In politics, the base is everything… and Hillary Clinton is losing hers.

Suddenly, in the Potomac Primaries this week, Clinton started to lose advantages she'd held up until this point among groups like women, whites, older and working-class voters. It's an ominous sign, and if it continues her dreams of being the next president could be doomed.

Exit polls show that Clinton is losing ground with groups that have been strongholds of her support. In Virginia and Maryland, she got the backing of only about four in ten women and three in ten men. She got the votes of 45% of people 65 and over and just more than one-third of people earning less than $50,000 a year or with high school degrees or less.

Obama won huge margins among African-Americans, young voters, higher income and better educated voters, and that didn't leave Senator Clinton anywhere to turn for support. Thus the lopsided victories for Obama. If this trend continues in the upcoming primaries in Texas and Ohio, it's pretty much over.

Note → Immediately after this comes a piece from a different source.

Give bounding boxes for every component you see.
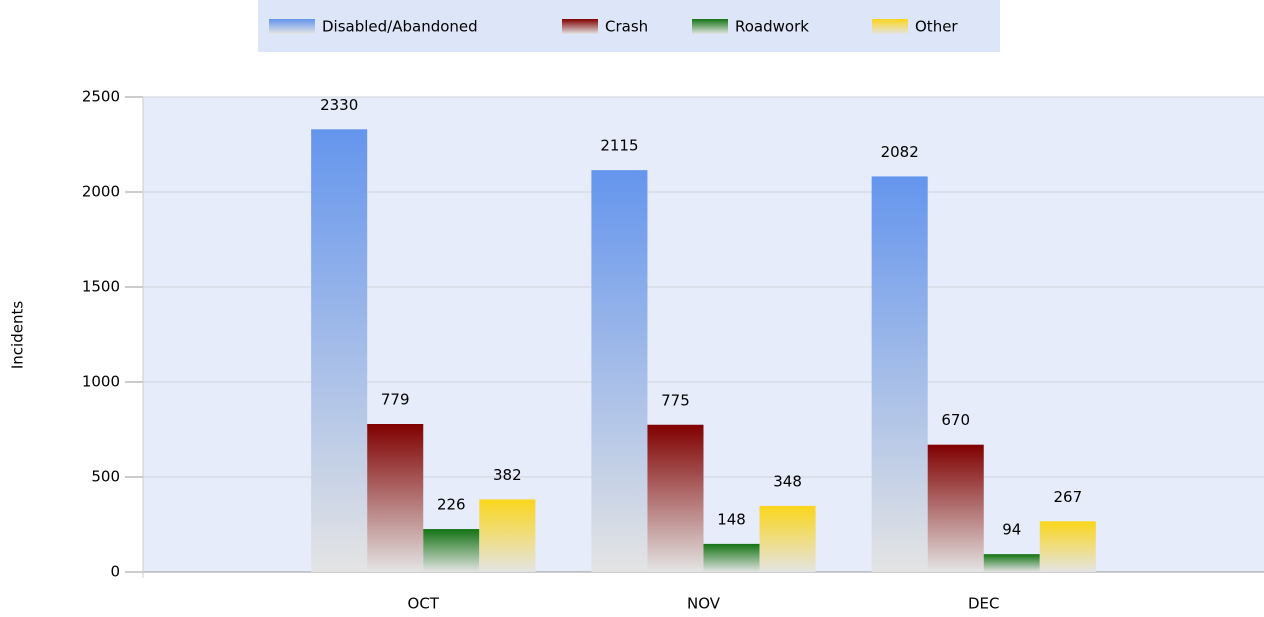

Meanwhile, a Time Magazine piece asks the question: "Is it too late for Hillary?" It explains how the Clinton campaign was built on inevitability, calling it "a haughty operation so confident it would have the nomination wrapped up by now that it didn't even put a field organization in place for the states that were to come after the megaprimary on February 5."

The article says while Clinton was busy running as a "pseudo incumbent", Obama seized on the theme of change and built a fundraising and ground operation that has topped Clinton's in almost every way.

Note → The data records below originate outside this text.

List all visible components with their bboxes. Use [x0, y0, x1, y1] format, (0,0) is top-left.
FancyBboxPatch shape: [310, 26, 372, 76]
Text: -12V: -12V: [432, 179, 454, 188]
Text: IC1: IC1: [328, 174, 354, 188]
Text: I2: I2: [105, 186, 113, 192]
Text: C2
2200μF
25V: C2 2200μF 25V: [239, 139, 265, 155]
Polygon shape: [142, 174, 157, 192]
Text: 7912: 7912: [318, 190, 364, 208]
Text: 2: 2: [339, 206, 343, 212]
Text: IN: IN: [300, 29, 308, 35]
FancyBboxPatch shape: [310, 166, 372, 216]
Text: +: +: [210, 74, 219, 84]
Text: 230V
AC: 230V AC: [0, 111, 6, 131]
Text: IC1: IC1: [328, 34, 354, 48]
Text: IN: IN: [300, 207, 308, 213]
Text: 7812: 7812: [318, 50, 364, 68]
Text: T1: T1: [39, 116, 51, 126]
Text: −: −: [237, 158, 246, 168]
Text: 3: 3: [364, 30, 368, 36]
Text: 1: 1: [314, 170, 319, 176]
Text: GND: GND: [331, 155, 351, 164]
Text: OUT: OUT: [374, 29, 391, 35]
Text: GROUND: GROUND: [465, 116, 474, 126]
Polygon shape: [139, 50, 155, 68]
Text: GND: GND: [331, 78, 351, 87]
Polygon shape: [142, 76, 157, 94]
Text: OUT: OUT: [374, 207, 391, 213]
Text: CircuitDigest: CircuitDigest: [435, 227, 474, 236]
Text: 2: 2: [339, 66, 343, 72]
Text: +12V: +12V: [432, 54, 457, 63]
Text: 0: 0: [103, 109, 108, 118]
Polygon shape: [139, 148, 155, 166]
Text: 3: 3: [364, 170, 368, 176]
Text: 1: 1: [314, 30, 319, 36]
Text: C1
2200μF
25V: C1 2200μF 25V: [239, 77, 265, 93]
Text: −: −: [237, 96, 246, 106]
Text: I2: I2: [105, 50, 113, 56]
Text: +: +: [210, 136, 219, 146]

Here’s my question to you: Why has Hillary Clinton suddenly started to lose her advantages among women, whites, older and working-class voters?

Interested to know which ones made it on air?

Fred from New York writes:
Just look at South Carolina and you could see the worst Clinton elements surface. The public has responded in kind, with rejection. The large states she won, N.Y., California, etc., are attributed to great organization and hard-core, loyal devotees, a throwback to machine old-time politics. The Clintons’ mythology has now been exposed and destroyed. Everyone, including the committed superdelegates, will bail out.

Chris from Greensburg, Pennsylvania writes:
The reason Hillary is losing her base, if she is, is because the media keep pushing and pushing hard for their candidate, Barack Obama. Every time I turn on the news, all I hear is what a loser Hillary is and what an inspiration Obama is. Can I ask: what does he inspire everyone to do, specifically? Since Obama doesn't answer in specifics, don't count Hillary out.

David writes:
I think there are two answers here. The first is that as Obama has become better known, voters who'd identified as Clinton supporters have been convinced by Obama's rhetoric. It seems clear that the longer he's out there on the trail, the better he is known, the better are his fortunes. I also believe that voters in those 'contested' blocs–minorities, lower-income voters, etc.–have been turned off by the campaign tactics of the Clinton machine–marginalizing Obama as the 'race candidate,' Hillary's self-donation of $5 million dollars to the campaign, etc. None of this has been consistent with her message, and I think people are taking notice of that.

Andy writes:
I feel people are seeing Hillary for what she is. A power-hungry monger who is staying with her philandering husband to promote her future plans. I don't trust her and I feel Obama is seen as a more trust-worthy alternative with a good family who would make a good president.

Adam from Canada writes:
Didn’t you Americans have a revolution 200+ years ago because you were sick of dynasties?